Taboo. Outburst. Super Scattergories. Have you played any of these modern classics at family game night? You have Brian Hersch to thank.
Now a General Partner at Hersch and Company, with over $850 million in sales under his belt, Brian didn’t set out to design games. His first career was in real estate development, where he honed a keen sense for business.
Then came Trivial Pursuit. When the trivia board game first burst onto the scene in the 1980s, Brian was a natural, so much so that his friends urged him to use his creative energies to invent a game of his own. Bringing his business experience to bear on the idea, he set himself to doing some market research, and found that the game’s key feature—its social interactivity—was its most undervalued and under-marketed aspect.

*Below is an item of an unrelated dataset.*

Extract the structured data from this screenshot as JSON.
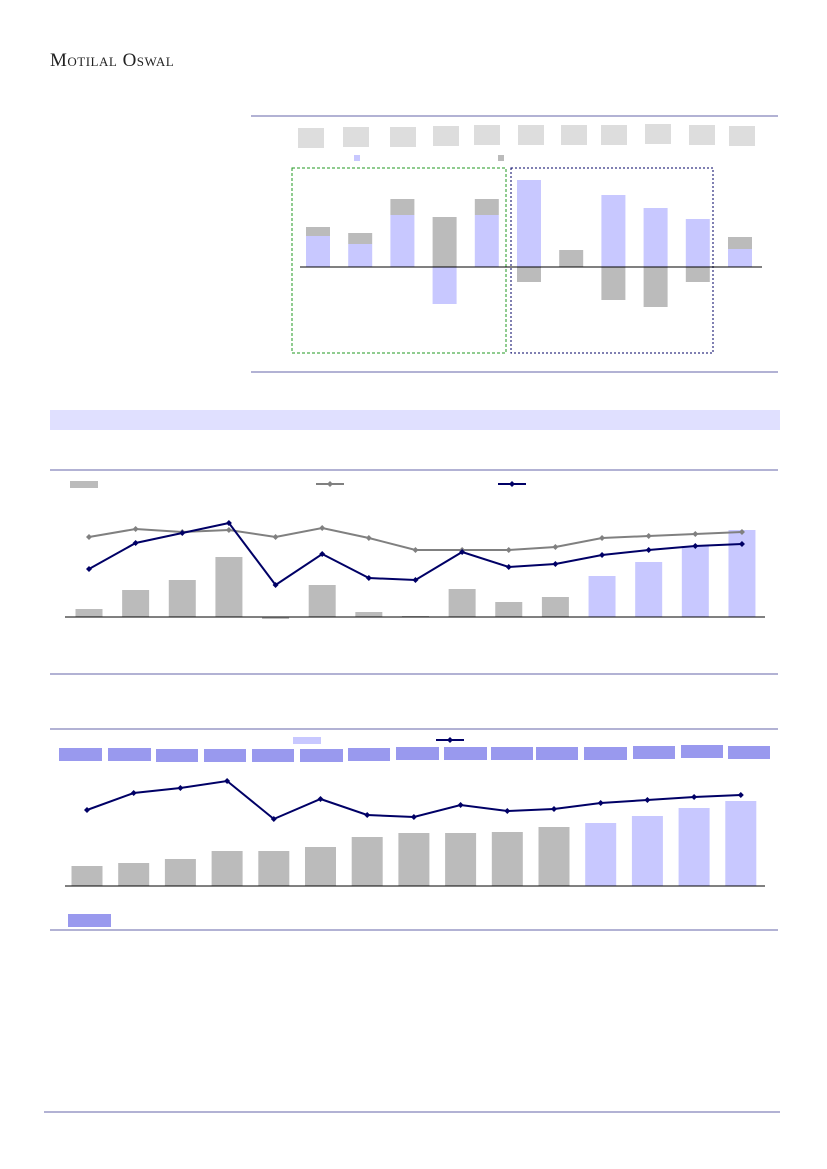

“I’d played games my whole life,” says Brian. “It was second nature. Some people watch television and say, ‘I want to go into television.’ Nobody who plays games says they want to go into games, at least not from our generation.”
Brian (a fan of the show who’s currently listening to Rabbi Yoshi’s interview with Betsy Borns) now runs Hersch and Company with his brother, and is famous for being a creator and proponent of social interactive games.
Hersch has said that the reason he went into adult social games was because they served as a lubrication for rusty social skills. Children are less inhibited, and are more ready, willing, and able to have fun at any moment.
“They don’t carry the burdens of life, the responsibilities, the weight of memories both good and bad,” Brian says. “Can we facilitate a good time amongst a group of people who may or may not know each other? Can we find the common spark that they share so that they discover that there’s something they can enjoy with the same feeling and laughter and pleasure? That’s the biggest part of it. My games have always been group games.”
His titles have now sold over 45 million copies through strategic relationships with companies such as Milton Bradley, Parker Brothers, Mattel, and Western Publishing.